Così il presidente Cappellacci replica alle affermazioni del sottosegretario del Ministero dello Sviluppo Economico, Claudio De Vincenti. «Ricordo inoltre – ha osservato Cappellacci - che il valore del progetto va ben oltre la salvaguardia della realtà esistente e degli attuali posti di lavoro e rappresenta un investimento innovativo con elevate componenti di ricerca avanzata che renderebbero l’Italia leader nel campo della cattura e dello stoccaggio della CO2».
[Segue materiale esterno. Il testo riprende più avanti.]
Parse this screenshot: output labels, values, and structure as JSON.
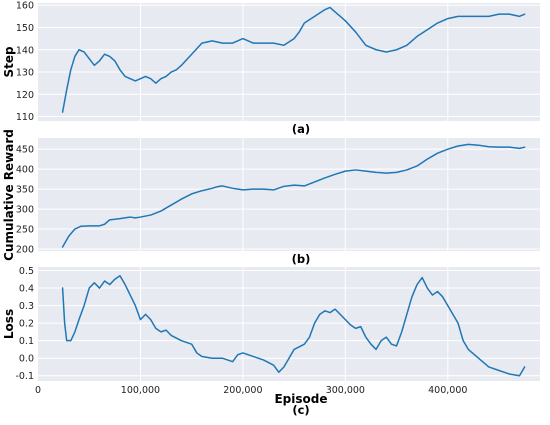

Per questo sostiene Cappellacci ci sarebbero «le nuove risorse investite per il territorio del Sulcis per aprire anche nuove opportunità di impresa e di occupazione, pari a 127 milioni sono costituite da fondi Fas 2012, che si aggiungono a quelle già programmate per un totale di 350 milioni». La Regione fa la sua parte con impegno e azioni concrete - conclude Cappellacci che chiede al Governo che ruolo intende giocare: «Quello di un ragioniere che amministra l’esistente o di uno statista che pensa al futuro e alle prossime generazioni?».